Dan doanya terkabul. Dia melihat seberkas cahaya bersinar dan memudar di dinding atas di depannya, yang sumbernya berada di sudut paling kanan rumah. Mahesa memutar tongkat toya di tangannya perlahan-lahan, mengamati cahaya yang menari dan menggodanya di dinding melalui topengnya. Puluhan serangga hitam besar yang tak terkatakan berterbangan di belakang cahayanya yang menyilaukan menyakitkan mata. Apa pun itu, ada di dalam cahaya, menunggunya. Tidak ada jalan untuk kembali sekarang.

Bersenjatakan tongkat kayu, Mahesa Nendra dari Jl. Kawi No. 32 sempat tersandung di kaki tangga, mendapatkan kembali keseimbangannya dan berjalan maju menuju Lampu.

***

Lampu padam ketika Maya Sumangando masuk, membuatnya tak bisa melihat isi ruangan. Ketika Lampu kembali menyala, dia bagai berada di rumah kaca taman hiburan. Ruangan itu penuh dengan cermin cekung dan cembung yang mengubah tubuhnya menjadi bentuk yang sangat lucu.

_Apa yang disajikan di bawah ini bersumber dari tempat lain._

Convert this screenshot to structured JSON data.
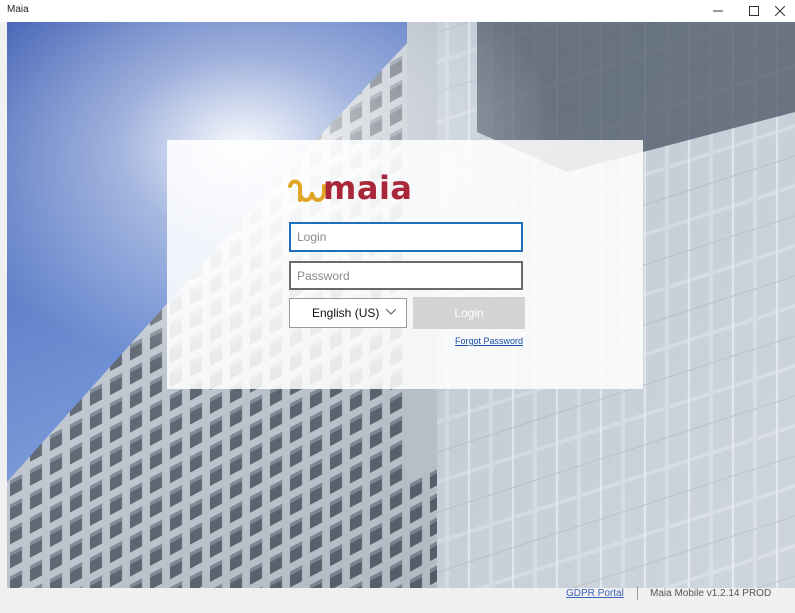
{
  "window": {
    "title": "Maia",
    "minimize_icon": "minimize-icon",
    "maximize_icon": "maximize-icon",
    "close_icon": "close-icon"
  },
  "logo": {
    "text": "maia",
    "brand_color": "#a8273a",
    "accent_color": "#e0a524"
  },
  "login_form": {
    "login_placeholder": "Login",
    "login_value": "",
    "password_placeholder": "Password",
    "password_value": "",
    "language_selected": "English (US)",
    "login_button": "Login",
    "forgot_password": "Forgot Password",
    "focus_color": "#1f6fbf"
  },
  "footer": {
    "gdpr_link": "GDPR Portal",
    "version": "Maia Mobile v1.2.14 PROD"
  }
}
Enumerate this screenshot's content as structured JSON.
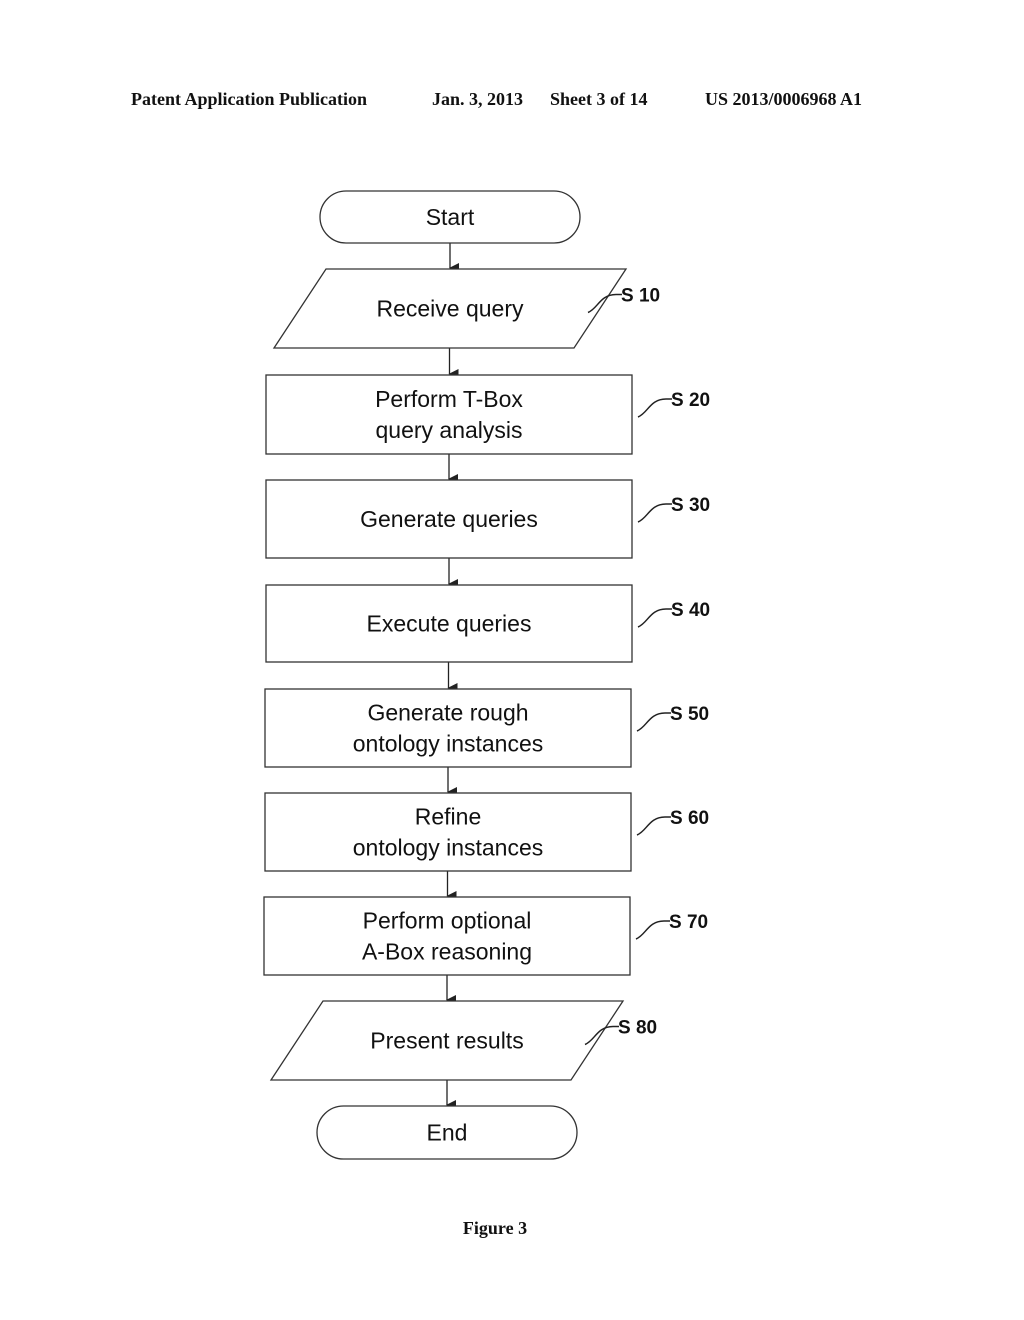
{
  "header": {
    "publication_type": "Patent Application Publication",
    "date": "Jan. 3, 2013",
    "sheet": "Sheet 3 of 14",
    "publication_number": "US 2013/0006968 A1"
  },
  "flowchart": {
    "nodes": [
      {
        "id": "start",
        "shape": "terminator",
        "lines": [
          "Start"
        ],
        "step": ""
      },
      {
        "id": "s10",
        "shape": "io",
        "lines": [
          "Receive query"
        ],
        "step": "S 10"
      },
      {
        "id": "s20",
        "shape": "process",
        "lines": [
          "Perform T-Box",
          "query analysis"
        ],
        "step": "S 20"
      },
      {
        "id": "s30",
        "shape": "process",
        "lines": [
          "Generate queries"
        ],
        "step": "S 30"
      },
      {
        "id": "s40",
        "shape": "process",
        "lines": [
          "Execute queries"
        ],
        "step": "S 40"
      },
      {
        "id": "s50",
        "shape": "process",
        "lines": [
          "Generate rough",
          "ontology instances"
        ],
        "step": "S 50"
      },
      {
        "id": "s60",
        "shape": "process",
        "lines": [
          "Refine",
          "ontology instances"
        ],
        "step": "S 60"
      },
      {
        "id": "s70",
        "shape": "process",
        "lines": [
          "Perform optional",
          "A-Box reasoning"
        ],
        "step": "S 70"
      },
      {
        "id": "s80",
        "shape": "io",
        "lines": [
          "Present results"
        ],
        "step": "S 80"
      },
      {
        "id": "end",
        "shape": "terminator",
        "lines": [
          "End"
        ],
        "step": ""
      }
    ],
    "edges": [
      [
        "start",
        "s10"
      ],
      [
        "s10",
        "s20"
      ],
      [
        "s20",
        "s30"
      ],
      [
        "s30",
        "s40"
      ],
      [
        "s40",
        "s50"
      ],
      [
        "s50",
        "s60"
      ],
      [
        "s60",
        "s70"
      ],
      [
        "s70",
        "s80"
      ],
      [
        "s80",
        "end"
      ]
    ],
    "colors": {
      "stroke": "#333333",
      "text": "#111111",
      "fill": "#ffffff"
    }
  },
  "caption": "Figure 3"
}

Sdi salah satu cermin pantatnya selebar pantat truk gandeng; di cermin lain dia hanya hanya sepotong kulit yang lebih tipis dari selembar kertas. 

Maya berputar-putar dengan linglung, karena semua cermin terpantul satu sama lain membagikan bayangan yang tak terbatas. Ke mana pun dia memandang yang tampak tampilan menjijikkan dari Maya gemuk dan Maya kurus berulang-ulang. Seluruh obsesi paranoid bayangan tubuhnya membekuknya, dan pada saat dia mengira bayang-bayang akan menembus dirinya, lampu padam lagi dengan suara seperti barbel besi yang berat menghantam lantai beton.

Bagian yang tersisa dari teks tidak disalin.